At 04:41 PM 12/28/2002 +0000, you wrote:
>> This is IMHO an error, in the case of the Web. 95% of it does not care
>> about structuration of the data. 
>Probably true.
>>                                  95% of the web needs a an almost
>                                                  ^^^^^
>"wants", not "needs".

I have an interesting perspective on this because of the 1000s of novices
we support on Cool Page, with it's pixel perfect layout (bastardization of

Ironically, although users want web layout to be like page layout, they
then complain that their web pages are not optimally viewable (without
horizontal scrolling) in every browser window size.

This mismatch of "wants" and "needs" (very good point David!) is the
fundamental reason we are doing an complete overhaul.  It is why we are
here trying to get the necessary momentum behind the few missing links in
key standards.  We have devised a radical new paradigm for marrying these
"wants" and "needs" so that semantic web can prosper.  This is vaporware at
the moment.

>> pixe-fine rendering based on languages so simple to learn, use, update,
>> maintain AND extend, that the TCO of a web site can be neglected
>Most of the operating costs of web sites is in forcing HTML to be 
>a page description language.

It is a cost, but I think the bigger cost is that the people who design the
page or not the ones who program it.  Again the mismatch above.  It is a
key marketing insight that drives our valuation of Cool Page concept.

I am probably revealing too much of our strategic business intellectual
property (IP), but any way, I am a person who loves to share.  The end goal
after all is for better life for every one.

>The real question is why do people try to use HTML for a purpose for
>which older technology, like PDF, is more appropriate (I think it comes
>down to a failure of the owners of that technology to realise the need
>for internet links (limited use for commercial sites) and incremental loading
>soon enough, and that they failed to provide "free" entry level authoring
>tools - HTML originally could be hand coded by students and even now basic
>authoring tools are bundled).

And that .pdf won't appear in the browser window as reliably as .html.  On
my notebook, there is some issue that cause .pdf not to appear unless I
have Acrobat running.  I probably haven't properly configured the plugin.
In any case, I do not have need or time to fool with it.  Case in point.
The web is not the most important thing in 95% of people's lives.

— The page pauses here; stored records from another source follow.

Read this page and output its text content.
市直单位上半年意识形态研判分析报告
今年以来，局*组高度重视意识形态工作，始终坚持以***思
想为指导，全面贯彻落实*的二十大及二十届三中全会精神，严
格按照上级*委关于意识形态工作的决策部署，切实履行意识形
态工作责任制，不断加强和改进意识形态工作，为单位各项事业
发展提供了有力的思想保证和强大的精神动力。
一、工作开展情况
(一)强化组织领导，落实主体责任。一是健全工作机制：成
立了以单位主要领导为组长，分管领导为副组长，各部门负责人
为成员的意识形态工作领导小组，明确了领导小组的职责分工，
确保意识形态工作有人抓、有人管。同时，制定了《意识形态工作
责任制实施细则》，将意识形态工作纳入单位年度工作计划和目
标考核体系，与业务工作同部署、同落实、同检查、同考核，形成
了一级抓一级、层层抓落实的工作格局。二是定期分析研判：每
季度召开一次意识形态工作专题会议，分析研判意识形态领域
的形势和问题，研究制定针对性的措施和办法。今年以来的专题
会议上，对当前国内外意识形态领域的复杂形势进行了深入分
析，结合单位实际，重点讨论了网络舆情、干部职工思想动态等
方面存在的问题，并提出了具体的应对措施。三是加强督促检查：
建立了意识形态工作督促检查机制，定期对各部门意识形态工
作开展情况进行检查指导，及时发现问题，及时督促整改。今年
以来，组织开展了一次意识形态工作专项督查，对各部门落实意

Also the main reason is probably because although people do "want"
presentation specific layout, they also realize they "need" semantic web,
such as search engines (Google), etc..

Utimately imo we need solutions that marry both.  That is my goal.  It
should be possible for designer and visitors to have fine control over the
gradations between the two ways of structuring data (presentation specific
and semantic), and to that extent determine at what level they co-exist.